Wilson's actually a nice comparison to Ritchie, as the two have similar builds and styles of play, though the Petes winger is clearly blessed with more high-end offensive gifts.
He won't be the physical wrecking ball Wilson has been since earning a roster spot with Washington last fall, but Ritchie has the skill and confidence to step in and put up big numbers immediately.
2. Roland McKeown
As the International Scouting Services' No. 2 right-handed rearguard, Roland McKeown is regarded as one of the most promising defensive prospects of his class.
And for the Caps, who boasted one of the game's most porous defensive units in the game in 2013-14, McKeown perfectly fits the profile of the type of defenseman this team needs.
Not the most physical defender available, McKeown has a solid 6'1" frame and elite-level skating and puck-handling abilities. As a result, he projects to be the type of two-way, puck-moving presence needed to one day replace Green.
The 18-year-old plays in all situations, and after another impressive season with Kingston of the OHL that saw McKeown post 43 points in 62 games, there's no reason to think he couldn't be a top-four guy in the NHL.
More importantly, the Caps sorely need an injection of talent on the back end, and after Aaron Ekblad and Haydn Fleury, McKeown is the next blue-chipper available.
1. Haydn Fleury
In an ideal world, the Caps would find a way to move up and grab one of the most polished defensive prospects of the last decade in Aaron Ekblad. Unfortunately, given that he's a virtual lock to go before the Edmonton Oilers approach the podium at No. 3, making a move to acquire Haydn Fleury should be the top priority for Washington.
Like Ekblad, Fleury possesses good puck-moving skills and has the ability to kick an offense into gear with a crisp first pass, as his 46 points in 2013-14 with Red Deer of the WHL show.

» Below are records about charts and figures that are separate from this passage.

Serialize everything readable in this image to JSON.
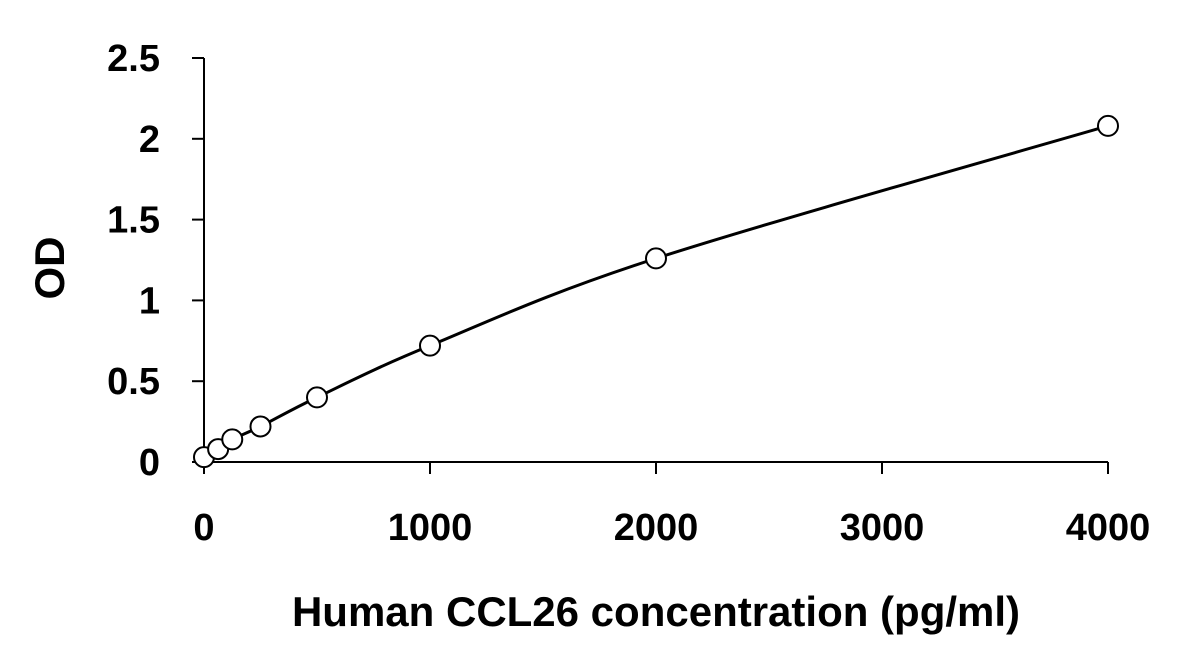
{
  "chart_data": {
    "type": "scatter",
    "title": "",
    "xlabel": "Human CCL26 concentration (pg/ml)",
    "ylabel": "OD",
    "xlim": [
      0,
      4000
    ],
    "ylim": [
      0,
      2.5
    ],
    "x_ticks": [
      0,
      1000,
      2000,
      3000,
      4000
    ],
    "x_tick_labels": [
      "0",
      "1000",
      "2000",
      "3000",
      "4000"
    ],
    "y_ticks": [
      0,
      0.5,
      1,
      1.5,
      2,
      2.5
    ],
    "y_tick_labels": [
      "0",
      "0.5",
      "1",
      "1.5",
      "2",
      "2.5"
    ],
    "grid": false,
    "legend": "none",
    "series": [
      {
        "x": [
          0,
          62.5,
          125,
          250,
          500,
          1000,
          2000,
          4000
        ],
        "y": [
          0.03,
          0.08,
          0.14,
          0.22,
          0.4,
          0.72,
          1.26,
          2.08
        ],
        "marker": "open-circle",
        "fit_line": "smooth curve"
      }
    ],
    "colors": {
      "line": "#000000",
      "marker_edge": "#000000",
      "marker_fill": "#ffffff"
    }
  }
}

An imposing 6'3" rearguard, Fleury's only going to add weight to his 207-pound frame, and as TSN's Bob McKenzie said earlier in the year, he's got the makings of an effective all-around blueliner:
Haydn has all the attributes of a two-way defenseman. Excellent skating base and he uses it defensively and to jump into the attack offensively. Very good puck skills and he passes well out of his zone and in the offensive zone to create scoring chances. Very good awareness with the puck and is threat with his shot which makes it hard to keep him from contributing. Competitive and continues to gain confidence and get better.
It's possible McPhee (or whoever is in charge of Washington's hockey operations by late June) will attempt to package the No. 13 pick, Green and a high-end prospect to move up in order to grab Ekblad, but if not, Fleury has to be the Caps' next prize.